IPED research indicates that 27 percent of solution providers who added vendors to their line cards, added at least one service provider in the last year. I expect this number to increase as more hardware and software vendors, who were not previously service providers, decide to take the plunge.
In 2005, IPED starting working with vendors and solution providers on the business transition to managed services. In 2009, we began working with hardware, software and now service provider vendors, in earnest, to address public cloud, the promise of private cloud and the impact to revenue, channel strategy, programs and field execution.
During these periods we, along with the vendor and distribution community, have wrestled many issues to the ground including: compensation, reporting, partner business model transformation to recurring revenue, and the required professional services automation and remote monitoring and management skills partners must now develop.
IPED's 2010 Channel Leadership Forum hosted for IT channel chiefs closed with a recommendation to declare the company's service provider strategy so solution providers, who may have developed managed services, could plan accordingly.
We held up two cases in point. First, Microsoft declared its strategy to offer SaaS versions of several products complementing the on-premises and hosted versions, thus providing the customer the opportunity to choose Microsoft delivered in any combination. Even peripherals vendors, led by Xerox, made the declaration for managed print on a recurring revenue basis. The second case in point, NetApp, clearly stated a company strategy to "sell to" and "partner with" service providers rather than to become a service provider. NetApp then moved aggressively to align service provider investments with solution provider programs. Hewlett-Packard, at the time, was also "selling to" service providers, though later the company announced the decision to become a service provider.
In 2013, we are seeing yet another group of vendors making their traditionally on-premises solutions available to be sold "as a service"—not necessarily a cloud service. This time, the solution aspect is more heavily influencing the service offerings, especially when peripherals, bundled with other components, can be sold to the end customer "as a service," providing an ease-of-use and sale without huge incremental skills required for the solution provider.
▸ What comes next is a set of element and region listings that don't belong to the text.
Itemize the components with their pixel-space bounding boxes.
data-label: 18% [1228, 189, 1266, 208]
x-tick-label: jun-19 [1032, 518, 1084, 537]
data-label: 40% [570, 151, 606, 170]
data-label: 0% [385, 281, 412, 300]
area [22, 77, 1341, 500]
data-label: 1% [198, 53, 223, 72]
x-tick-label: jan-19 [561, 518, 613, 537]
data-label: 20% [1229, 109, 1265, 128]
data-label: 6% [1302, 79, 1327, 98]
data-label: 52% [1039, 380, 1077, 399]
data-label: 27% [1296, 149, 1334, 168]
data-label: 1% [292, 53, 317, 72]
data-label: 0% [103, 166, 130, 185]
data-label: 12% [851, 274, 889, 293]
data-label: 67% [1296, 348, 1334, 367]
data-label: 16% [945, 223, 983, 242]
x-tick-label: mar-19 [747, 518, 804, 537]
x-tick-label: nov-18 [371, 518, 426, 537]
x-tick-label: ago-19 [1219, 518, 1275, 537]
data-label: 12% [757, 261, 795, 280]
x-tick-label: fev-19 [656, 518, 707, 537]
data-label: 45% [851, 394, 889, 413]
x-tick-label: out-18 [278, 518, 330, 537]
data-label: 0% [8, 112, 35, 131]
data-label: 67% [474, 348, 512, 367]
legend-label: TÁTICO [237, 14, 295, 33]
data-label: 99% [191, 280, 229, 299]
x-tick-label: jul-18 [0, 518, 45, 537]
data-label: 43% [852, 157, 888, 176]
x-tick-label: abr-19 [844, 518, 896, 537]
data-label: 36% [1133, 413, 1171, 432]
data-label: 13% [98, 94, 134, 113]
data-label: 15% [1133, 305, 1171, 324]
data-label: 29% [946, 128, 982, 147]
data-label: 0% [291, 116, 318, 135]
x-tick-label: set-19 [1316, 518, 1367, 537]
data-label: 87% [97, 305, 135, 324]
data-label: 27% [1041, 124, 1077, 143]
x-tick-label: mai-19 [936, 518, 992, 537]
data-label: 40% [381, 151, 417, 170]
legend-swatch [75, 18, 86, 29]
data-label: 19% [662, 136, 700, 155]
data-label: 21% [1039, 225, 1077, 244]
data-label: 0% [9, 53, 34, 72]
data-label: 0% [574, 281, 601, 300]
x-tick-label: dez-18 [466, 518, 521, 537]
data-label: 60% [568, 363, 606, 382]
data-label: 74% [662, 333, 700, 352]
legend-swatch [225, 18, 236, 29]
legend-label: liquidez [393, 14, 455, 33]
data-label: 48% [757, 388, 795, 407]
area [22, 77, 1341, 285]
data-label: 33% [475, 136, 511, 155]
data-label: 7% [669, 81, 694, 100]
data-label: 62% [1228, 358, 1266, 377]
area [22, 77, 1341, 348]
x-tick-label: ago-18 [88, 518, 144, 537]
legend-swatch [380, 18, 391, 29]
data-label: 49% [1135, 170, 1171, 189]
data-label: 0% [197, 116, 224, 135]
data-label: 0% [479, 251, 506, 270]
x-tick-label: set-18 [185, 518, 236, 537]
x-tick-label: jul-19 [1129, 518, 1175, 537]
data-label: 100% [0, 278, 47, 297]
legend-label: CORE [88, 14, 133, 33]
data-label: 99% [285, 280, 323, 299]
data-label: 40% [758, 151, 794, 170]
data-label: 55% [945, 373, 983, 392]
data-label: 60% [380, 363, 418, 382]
A second example, complex application solutions not previously developed for a SaaS environment, and reengineered, are now starting to hit the market, eliminating the risk of communication latency that could have resulted in slow application performance and a negative user experience. There are more examples beyond these.
The good news for those vendors entering the "as-a-Service" space for the first time in 2013 is that there is now an established baseline of channel knowledge from which to draw. This knowledge base was developed in conjunction with solution providers, distributors and the vendors who made the market, including Salesforce.com, Google, Amazon and Rackspace, as well as traditional vendors who were early to join, such as Microsoft, SAP, IBM, and more recently, HP, the telcos and cablecos. It begs the question, will most vendors, over time, add an "as-a-Service" option or bundle a solution to be sold "as a Service" as an alternative, or complement, to their on-premises product line? What do you think?